Michelle A. Leppert, for HealthLeaders Media, July 10, 2012

While hospitals are likely to be pleased with CMS' proposal of ASP+6%, it is unlikely that most will agree that this payment level is sufficient to cover both drug acquisition costs and pharmacy handling costs, says Shah. "It will be interesting to see what sorts of comments CMS receives on its proposal."

CMS proposed no changes to evaluation and management codes or guidelines and reiterated that new and established designations for patients remain in effect.

In addition, CMS did not propose any additional composite APCs nor did it propose any changes related to drug administration.

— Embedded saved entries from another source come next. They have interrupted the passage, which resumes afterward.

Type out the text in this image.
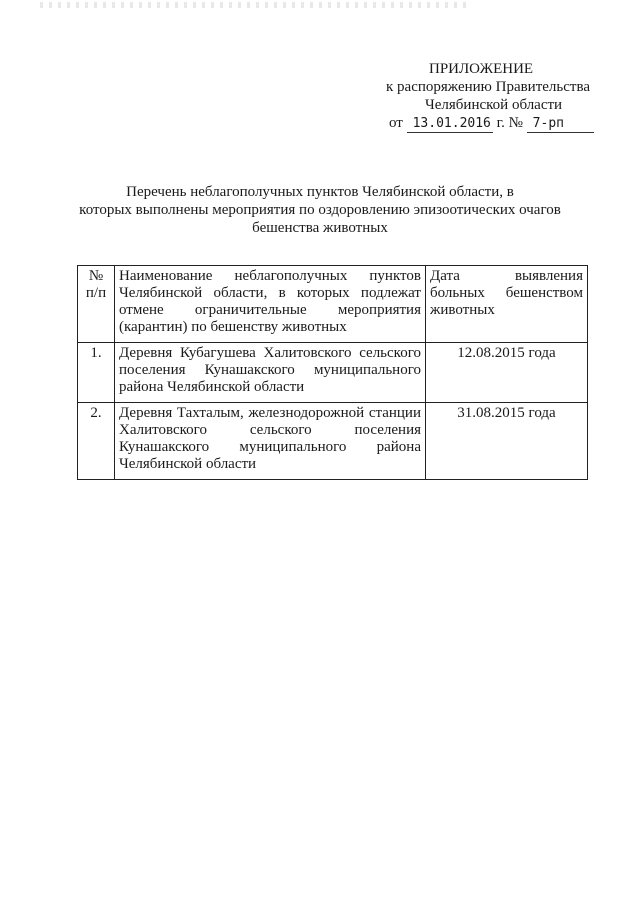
ПРИЛОЖЕНИЕ
к распоряжению Правительства
Челябинской области
от 13.01.2016 г. № 7-рп
Перечень неблагополучных пунктов Челябинской области, в
которых выполнены мероприятия по оздоровлению эпизоотических очагов
бешенства животных
№ п/п	Наименование неблагополучных пунктов Челябинской области, в которых подлежат отмене ограничительные мероприятия (карантин) по бешенству животных	Дата выявления больных бешенством животных
1.	Деревня Кубагушева Халитовского сельского поселения Кунашакского муниципального района Челябинской области	12.08.2015 года
2.	Деревня Тахталым, железнодорожной станции Халитовского сельского поселения Кунашакского муниципального района Челябинской области	31.08.2015 года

Despite no policy changes, payment rates do shift and hospitals should take note of these payment impacts, says Shah. Finally, CMS says it has not proposed any new quality measures for 2014 or 2015 payment determinations.

Continuing adjustments, enforcement delays
CMS plan to continue the 7.1% OPPS payment adjustment to certain rural sole community hospitals (SCHs), including essential access community hospitals (EACHs). This adjustment would apply to all services paid under the OPPS, excluding separately payable drugs and biologicals, devices paid under the pass-through payment policy, and items paid at charges reduced to cost.

CMS also plans to continue providing additional payments to cancer hospitals so that the hospital's payment-to-cost ratio (PCR) with the payment adjustment is equal to the weighted average PCR for the other OPPS hospitals using the most recent submitted or settled cost report data.